I'm amazed by the amount of book work needs doing. Uncle Bilbo took the Red Book, but there's still papers and notes to sort that he left behind. But then it comes to mind that not much of such things gets done in the summer. And this past summer, what with the long expected party, Uncle Bilbo had other concerns. Of course, Sam tells me there's more that needs doing than just book work, but not today.
Despite the cold, the need to clear the cobwebs from my head drives me to escape Bag End for a while. When I told Sam my plans he was terribly reluctant about going out this time but wouldn't hear of letting me go alone. I too hate having cold, wet feet, but I cannot bear another day inside. We wrapped ourselves in our cloaks and headed out with the thought of being gone most of the day. At least it was sunny, so we didn't worry much about rain, and it hasn't been cold enough to worry about snow, not that we get much in the Shire, but it has been known to happen.
I shiver, but it's deeper than the cold. I let my hood fall back to feel the sun on my face, though it brought no comforting heat. Casting my gaze around, the landscape is dreary, and I long for the warm breath of spring.

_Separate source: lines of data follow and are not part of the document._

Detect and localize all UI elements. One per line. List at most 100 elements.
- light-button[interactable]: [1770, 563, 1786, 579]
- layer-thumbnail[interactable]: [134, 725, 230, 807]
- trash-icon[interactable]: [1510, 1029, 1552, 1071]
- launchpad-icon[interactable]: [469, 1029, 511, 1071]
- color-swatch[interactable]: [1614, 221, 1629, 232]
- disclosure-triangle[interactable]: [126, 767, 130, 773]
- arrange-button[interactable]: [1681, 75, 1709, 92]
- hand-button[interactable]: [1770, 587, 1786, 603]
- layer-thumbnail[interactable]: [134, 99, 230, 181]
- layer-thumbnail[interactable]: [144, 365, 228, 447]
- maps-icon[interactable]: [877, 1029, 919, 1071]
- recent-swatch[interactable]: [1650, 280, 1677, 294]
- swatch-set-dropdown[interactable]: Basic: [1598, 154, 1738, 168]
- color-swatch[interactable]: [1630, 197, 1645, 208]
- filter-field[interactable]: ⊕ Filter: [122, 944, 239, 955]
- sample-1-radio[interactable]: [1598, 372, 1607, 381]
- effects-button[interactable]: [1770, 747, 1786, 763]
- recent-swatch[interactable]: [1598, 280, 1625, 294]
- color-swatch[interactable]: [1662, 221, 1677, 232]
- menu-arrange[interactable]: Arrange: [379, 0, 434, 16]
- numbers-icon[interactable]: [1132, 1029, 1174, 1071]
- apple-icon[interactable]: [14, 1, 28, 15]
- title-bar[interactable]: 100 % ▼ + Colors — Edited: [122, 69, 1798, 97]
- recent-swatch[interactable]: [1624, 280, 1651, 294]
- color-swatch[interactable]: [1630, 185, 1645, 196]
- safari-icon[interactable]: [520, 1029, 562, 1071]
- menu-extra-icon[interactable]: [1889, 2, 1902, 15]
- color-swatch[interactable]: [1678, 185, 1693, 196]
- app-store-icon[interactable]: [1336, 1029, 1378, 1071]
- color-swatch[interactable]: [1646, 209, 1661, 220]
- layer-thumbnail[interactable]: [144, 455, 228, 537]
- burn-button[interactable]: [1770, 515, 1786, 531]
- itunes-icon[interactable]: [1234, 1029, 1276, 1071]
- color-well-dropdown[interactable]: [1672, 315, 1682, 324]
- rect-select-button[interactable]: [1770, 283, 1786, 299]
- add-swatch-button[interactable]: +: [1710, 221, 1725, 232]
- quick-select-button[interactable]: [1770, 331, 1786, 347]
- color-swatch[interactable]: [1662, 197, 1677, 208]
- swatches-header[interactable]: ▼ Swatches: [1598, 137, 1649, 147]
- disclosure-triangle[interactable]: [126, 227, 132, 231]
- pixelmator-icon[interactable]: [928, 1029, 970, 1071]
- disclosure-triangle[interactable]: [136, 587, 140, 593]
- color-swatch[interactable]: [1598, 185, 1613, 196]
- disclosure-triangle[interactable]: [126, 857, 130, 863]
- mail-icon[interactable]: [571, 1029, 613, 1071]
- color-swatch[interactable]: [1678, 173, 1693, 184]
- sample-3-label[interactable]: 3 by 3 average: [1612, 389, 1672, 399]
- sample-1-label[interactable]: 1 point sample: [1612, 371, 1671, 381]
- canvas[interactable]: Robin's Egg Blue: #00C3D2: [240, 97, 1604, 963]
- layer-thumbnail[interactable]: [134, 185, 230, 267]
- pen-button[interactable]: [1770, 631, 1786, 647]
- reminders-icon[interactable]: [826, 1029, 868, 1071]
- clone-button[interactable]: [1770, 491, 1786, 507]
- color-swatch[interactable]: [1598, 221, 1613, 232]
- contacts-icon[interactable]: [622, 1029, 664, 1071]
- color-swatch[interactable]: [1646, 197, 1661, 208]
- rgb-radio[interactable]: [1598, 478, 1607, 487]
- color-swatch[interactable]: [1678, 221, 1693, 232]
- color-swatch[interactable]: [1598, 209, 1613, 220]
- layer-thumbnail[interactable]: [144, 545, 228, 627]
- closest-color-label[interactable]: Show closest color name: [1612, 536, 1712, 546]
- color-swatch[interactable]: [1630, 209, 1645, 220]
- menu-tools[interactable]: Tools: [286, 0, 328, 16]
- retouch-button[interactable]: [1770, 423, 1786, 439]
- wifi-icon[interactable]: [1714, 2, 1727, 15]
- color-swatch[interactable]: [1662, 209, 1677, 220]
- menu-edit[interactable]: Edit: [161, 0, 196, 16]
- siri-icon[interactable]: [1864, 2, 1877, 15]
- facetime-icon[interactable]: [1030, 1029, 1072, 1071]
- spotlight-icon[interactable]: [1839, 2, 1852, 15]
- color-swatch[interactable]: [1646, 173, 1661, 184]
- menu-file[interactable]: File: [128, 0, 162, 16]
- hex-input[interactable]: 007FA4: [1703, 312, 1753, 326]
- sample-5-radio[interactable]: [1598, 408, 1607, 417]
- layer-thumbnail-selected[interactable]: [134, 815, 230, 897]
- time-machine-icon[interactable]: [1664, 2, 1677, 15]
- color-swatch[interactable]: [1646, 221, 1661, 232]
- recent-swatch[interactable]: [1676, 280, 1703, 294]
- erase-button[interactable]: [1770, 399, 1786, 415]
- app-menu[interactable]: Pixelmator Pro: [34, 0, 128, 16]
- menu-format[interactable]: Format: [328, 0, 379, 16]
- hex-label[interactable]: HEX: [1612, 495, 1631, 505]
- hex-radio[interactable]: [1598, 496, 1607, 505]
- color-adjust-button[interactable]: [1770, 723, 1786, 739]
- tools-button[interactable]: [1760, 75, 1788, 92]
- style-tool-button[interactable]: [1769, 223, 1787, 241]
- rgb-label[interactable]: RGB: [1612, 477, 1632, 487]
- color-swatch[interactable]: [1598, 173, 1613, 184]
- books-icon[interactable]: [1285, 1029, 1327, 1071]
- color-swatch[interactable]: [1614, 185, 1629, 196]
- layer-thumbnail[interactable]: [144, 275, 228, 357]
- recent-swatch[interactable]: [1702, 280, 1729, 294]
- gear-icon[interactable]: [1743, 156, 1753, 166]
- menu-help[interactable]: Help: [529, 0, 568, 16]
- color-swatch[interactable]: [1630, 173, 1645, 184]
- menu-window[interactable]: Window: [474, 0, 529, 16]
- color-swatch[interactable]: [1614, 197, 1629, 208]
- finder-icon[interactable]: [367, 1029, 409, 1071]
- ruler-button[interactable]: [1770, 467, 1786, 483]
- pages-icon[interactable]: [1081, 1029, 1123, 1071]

I didn't mind it so much, but I couldn't help but notice Sam was miserably cold by his shivering and the sound of his chattering teeth, so I headed us back to Bag End. We'd left after second breakfast and were home in time for luncheon. Sam had wisely started a pot of stew first thing this morning. He says it fit the day. It is almost as though he knew we would be going out, and I told him so. He looked at the floor, and I knew there was something more. I waited. His eyes met mine again and he admitted that he'd noticed my restlessness and figured I'd be off as soon as a sunny day arrived. My dear Sam, I fear he knows me too well. I broke into an easy laugh while he quickly busied himself checking on the stew.
Bowls in hand filled with steaming stew and a bit of bread, we pulled up chairs next to the fire. What pleasure to be warm inside and out. In truth, I felt glad we'd come back. Odd, glad to be out in the cold and the light and then glad to be back in the dark and the warmth. Our outing, if nothing else, has cleared my mind, and I find myself eager again to get back into the books.